Meninas do grafitti são personagens centrais em tese de doutorado sobre adolescentes engajados em projetos sociais

LUIZ SUGIMOTO

Para sua dissertação de mestrado pela PUC de Campinas, a psicóloga Viviane Melo de Mendonça Magro foi conversar com grupinhos de estudantes das classes média e média baixa nas calçadas de uma escola pública da cidade. Encontrou adolescentes cooptados pelo consumo, acomodados, sem projetos claros de vida, ansiosos por festas, desesperançados frente às condições do país e distantes de um engajamento social e político. "O conceito de adolescência que temos hoje foi construído com base nas aspirações da classe média, é aquele que a mídia passa", afirma.

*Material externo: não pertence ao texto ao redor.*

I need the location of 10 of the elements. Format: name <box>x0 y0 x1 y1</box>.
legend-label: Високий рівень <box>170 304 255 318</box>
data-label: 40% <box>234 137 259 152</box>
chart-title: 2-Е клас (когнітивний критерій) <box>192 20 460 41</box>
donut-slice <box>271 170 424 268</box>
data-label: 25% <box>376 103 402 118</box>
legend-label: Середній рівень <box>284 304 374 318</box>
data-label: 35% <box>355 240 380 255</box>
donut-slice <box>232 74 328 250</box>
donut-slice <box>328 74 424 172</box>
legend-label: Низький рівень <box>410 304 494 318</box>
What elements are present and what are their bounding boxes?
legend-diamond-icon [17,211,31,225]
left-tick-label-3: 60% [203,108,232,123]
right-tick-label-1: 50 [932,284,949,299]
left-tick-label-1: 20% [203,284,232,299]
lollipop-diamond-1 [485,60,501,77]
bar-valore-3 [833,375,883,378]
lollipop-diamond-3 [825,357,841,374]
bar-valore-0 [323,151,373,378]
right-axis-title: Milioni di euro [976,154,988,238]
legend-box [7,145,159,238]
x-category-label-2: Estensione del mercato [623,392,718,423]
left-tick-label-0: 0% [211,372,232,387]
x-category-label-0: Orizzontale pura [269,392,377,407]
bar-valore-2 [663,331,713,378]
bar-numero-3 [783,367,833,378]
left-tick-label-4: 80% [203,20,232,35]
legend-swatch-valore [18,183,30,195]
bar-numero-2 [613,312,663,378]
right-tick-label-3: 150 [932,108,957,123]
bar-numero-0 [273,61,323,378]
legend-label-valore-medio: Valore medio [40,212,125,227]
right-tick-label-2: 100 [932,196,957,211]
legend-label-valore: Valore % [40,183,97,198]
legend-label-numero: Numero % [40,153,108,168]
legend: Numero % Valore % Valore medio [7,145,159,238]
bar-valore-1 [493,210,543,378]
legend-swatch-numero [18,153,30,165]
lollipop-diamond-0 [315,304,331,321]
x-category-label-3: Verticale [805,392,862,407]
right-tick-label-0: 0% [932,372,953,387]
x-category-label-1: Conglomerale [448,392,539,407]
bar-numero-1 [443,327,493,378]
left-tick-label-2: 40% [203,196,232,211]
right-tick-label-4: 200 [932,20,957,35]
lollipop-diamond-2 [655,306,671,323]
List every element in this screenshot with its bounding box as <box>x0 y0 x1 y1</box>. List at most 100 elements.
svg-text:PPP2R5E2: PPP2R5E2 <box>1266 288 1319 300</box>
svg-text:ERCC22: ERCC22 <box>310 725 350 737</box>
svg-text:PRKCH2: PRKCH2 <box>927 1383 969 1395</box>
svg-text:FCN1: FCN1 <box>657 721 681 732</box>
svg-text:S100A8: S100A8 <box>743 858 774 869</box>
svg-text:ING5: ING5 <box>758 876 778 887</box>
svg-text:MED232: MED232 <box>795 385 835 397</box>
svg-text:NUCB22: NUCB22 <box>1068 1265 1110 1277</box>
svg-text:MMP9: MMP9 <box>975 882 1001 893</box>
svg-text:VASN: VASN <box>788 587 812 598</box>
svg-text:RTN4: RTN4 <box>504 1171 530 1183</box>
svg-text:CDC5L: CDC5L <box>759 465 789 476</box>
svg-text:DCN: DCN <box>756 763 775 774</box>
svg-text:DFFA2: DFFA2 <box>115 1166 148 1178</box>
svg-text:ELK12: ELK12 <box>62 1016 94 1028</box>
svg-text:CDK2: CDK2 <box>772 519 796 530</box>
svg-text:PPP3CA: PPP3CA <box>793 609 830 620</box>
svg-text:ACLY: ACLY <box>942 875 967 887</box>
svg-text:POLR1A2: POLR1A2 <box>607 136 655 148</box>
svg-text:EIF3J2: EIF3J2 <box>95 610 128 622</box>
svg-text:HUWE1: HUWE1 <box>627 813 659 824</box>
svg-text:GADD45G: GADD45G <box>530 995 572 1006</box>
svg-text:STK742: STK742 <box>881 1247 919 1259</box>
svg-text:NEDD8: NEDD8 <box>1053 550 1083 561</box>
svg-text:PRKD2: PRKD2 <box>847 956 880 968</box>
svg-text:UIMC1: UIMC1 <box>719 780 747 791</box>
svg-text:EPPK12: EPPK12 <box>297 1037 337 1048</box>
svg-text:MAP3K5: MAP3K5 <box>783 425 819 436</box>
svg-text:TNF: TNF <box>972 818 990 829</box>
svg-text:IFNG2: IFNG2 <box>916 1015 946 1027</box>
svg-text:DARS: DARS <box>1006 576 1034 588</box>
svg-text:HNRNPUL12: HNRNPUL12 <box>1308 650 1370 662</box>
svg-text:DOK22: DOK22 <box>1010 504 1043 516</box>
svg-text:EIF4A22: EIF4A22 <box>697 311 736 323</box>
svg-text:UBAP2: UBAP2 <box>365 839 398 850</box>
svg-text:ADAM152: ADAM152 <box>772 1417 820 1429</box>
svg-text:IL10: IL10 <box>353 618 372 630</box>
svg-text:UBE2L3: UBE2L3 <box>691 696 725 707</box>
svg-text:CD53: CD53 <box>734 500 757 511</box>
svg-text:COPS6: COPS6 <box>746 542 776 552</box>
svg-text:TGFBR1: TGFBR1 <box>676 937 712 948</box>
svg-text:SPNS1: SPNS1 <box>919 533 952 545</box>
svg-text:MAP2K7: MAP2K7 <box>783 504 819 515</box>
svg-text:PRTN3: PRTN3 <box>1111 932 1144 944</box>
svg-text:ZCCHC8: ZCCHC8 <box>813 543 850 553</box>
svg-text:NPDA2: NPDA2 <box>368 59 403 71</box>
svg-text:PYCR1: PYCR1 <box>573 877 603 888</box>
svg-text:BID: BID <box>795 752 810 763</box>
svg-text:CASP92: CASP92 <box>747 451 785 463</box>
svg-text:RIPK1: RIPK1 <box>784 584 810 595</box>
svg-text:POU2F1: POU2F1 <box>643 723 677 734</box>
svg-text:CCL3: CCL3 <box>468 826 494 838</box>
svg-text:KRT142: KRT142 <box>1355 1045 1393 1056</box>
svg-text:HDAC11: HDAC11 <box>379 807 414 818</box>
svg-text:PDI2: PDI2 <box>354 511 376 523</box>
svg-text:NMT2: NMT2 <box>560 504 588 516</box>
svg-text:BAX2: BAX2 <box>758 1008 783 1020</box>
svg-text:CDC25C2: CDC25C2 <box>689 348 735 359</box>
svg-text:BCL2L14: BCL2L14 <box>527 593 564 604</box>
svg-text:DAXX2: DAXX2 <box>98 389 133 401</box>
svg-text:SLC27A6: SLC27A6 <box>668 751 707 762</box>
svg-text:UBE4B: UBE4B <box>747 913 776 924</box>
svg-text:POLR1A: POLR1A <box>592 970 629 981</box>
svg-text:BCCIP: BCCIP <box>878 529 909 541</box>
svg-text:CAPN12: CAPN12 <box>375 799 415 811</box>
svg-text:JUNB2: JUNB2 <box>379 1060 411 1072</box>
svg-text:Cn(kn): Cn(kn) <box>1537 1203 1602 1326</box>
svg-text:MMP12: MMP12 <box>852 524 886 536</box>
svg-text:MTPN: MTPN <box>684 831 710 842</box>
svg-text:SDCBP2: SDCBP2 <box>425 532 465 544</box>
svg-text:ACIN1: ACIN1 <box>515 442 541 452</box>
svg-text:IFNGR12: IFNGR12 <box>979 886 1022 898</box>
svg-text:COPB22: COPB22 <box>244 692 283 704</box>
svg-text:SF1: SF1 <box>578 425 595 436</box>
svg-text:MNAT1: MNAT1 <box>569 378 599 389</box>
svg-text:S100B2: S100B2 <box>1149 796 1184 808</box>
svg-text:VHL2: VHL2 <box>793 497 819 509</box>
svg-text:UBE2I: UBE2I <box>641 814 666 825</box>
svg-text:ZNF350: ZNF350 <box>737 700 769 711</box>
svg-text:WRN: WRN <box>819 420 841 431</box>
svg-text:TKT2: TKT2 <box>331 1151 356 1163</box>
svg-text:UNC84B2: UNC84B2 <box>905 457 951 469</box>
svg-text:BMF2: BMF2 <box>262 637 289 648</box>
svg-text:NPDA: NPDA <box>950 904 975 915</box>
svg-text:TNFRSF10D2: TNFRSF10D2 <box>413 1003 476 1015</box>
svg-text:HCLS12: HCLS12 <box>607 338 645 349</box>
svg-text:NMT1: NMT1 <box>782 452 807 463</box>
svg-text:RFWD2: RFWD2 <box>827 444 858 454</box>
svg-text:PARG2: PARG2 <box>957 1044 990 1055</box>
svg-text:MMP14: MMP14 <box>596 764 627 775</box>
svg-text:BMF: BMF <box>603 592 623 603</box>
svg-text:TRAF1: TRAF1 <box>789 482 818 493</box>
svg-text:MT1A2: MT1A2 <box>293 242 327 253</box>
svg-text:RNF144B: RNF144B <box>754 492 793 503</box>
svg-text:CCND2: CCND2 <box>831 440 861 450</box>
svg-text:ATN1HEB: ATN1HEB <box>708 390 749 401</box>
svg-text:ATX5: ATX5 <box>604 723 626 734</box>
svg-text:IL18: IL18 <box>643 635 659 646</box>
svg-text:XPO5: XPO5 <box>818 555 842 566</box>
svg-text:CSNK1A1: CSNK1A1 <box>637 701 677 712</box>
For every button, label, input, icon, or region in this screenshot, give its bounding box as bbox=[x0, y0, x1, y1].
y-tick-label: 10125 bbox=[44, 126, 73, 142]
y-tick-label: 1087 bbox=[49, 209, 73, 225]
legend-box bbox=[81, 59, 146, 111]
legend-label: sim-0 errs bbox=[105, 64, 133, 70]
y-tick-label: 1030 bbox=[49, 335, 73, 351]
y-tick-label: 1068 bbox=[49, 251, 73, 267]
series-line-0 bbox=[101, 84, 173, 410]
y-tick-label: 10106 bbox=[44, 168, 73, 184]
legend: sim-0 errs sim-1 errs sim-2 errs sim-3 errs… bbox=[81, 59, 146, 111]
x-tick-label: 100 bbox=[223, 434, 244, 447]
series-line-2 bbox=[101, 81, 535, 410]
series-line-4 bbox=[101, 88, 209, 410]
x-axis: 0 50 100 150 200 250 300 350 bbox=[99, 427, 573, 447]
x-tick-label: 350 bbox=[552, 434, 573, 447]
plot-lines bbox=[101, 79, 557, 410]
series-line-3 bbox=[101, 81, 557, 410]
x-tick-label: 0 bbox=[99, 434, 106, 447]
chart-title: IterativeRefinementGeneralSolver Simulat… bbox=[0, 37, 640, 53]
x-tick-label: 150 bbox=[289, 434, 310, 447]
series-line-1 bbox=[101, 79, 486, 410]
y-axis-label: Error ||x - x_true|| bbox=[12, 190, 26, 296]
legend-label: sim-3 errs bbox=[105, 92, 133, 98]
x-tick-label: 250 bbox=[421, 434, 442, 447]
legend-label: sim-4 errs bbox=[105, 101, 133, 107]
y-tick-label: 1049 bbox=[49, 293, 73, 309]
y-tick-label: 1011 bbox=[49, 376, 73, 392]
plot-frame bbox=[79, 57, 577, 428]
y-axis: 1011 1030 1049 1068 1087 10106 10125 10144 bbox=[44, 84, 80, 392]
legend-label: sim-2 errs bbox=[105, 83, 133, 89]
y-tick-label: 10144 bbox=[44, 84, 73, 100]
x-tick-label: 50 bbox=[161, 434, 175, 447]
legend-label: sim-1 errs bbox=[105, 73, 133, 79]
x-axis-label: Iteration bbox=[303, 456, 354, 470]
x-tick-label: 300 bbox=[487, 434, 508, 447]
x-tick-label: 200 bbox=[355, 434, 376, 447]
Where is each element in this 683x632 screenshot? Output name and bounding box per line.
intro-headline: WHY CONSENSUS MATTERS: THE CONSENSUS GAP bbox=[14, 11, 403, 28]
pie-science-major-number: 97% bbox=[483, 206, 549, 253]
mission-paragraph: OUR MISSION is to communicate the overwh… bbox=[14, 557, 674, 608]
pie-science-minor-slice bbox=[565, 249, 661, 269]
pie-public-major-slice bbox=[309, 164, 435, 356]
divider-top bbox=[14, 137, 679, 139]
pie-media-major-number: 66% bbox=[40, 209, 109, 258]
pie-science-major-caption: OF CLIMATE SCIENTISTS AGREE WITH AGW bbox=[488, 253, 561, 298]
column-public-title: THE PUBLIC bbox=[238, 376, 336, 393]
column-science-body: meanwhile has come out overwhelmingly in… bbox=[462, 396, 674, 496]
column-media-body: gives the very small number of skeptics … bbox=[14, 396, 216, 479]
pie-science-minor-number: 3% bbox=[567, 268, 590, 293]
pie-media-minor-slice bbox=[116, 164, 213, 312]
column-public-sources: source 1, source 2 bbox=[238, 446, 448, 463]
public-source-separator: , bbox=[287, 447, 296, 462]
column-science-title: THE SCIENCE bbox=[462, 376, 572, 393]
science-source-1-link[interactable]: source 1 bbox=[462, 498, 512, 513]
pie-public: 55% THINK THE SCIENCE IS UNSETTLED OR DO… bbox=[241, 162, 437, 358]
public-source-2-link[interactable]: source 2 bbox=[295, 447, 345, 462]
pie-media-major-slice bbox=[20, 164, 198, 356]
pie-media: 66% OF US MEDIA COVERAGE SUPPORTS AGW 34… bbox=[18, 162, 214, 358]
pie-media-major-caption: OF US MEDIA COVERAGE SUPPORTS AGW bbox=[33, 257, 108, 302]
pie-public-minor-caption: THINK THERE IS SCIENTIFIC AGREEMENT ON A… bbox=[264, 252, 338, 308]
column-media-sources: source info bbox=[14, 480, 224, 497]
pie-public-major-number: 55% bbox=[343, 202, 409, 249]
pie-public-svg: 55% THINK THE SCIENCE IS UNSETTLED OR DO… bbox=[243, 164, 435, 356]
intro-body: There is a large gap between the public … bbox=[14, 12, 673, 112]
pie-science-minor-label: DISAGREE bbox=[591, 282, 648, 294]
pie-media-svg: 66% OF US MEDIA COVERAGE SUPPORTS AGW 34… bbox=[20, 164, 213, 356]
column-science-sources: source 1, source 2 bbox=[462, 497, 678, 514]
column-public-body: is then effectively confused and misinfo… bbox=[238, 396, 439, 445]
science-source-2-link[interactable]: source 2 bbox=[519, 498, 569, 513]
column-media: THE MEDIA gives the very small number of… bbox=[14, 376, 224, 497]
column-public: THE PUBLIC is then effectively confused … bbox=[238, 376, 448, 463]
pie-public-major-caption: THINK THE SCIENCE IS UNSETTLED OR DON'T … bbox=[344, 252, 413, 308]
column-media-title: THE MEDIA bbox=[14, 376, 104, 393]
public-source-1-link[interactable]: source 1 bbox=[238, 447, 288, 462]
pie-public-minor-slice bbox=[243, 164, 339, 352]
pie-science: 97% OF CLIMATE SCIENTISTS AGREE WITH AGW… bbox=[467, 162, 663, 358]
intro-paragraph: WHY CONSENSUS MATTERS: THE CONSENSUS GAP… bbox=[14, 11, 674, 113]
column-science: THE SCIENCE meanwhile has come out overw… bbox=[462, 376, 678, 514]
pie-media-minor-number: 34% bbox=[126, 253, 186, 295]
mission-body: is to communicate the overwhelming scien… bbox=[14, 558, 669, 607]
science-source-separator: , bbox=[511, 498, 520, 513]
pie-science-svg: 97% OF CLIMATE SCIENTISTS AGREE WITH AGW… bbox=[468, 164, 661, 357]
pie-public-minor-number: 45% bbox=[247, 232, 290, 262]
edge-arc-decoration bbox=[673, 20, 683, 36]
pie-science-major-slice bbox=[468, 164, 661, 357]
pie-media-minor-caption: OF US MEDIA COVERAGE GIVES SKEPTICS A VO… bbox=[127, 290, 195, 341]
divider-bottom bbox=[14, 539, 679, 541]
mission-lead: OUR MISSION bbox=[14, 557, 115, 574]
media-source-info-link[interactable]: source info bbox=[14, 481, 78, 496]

Mas há adolescentes que fogem deste padrão. Para sua tese de doutorado, na Faculdade de Educação (FE) da Unicamp, Viviane Magro foi até a periferia atrás de jovens engajados em projetos sociais, encontrando parte deles no hip hop, um movimento juvenil de periferia que apresenta três expressões principais: do rap, música falada e de batidas fortes; do break, dança ao som do rap (embora não necessariamente) e de gestos e passos um tanto quanto robóticos; e do grafitti, que procura expressar a realidade de vida e anseios pessoais em muros, através de desenhos que ousam nas cores.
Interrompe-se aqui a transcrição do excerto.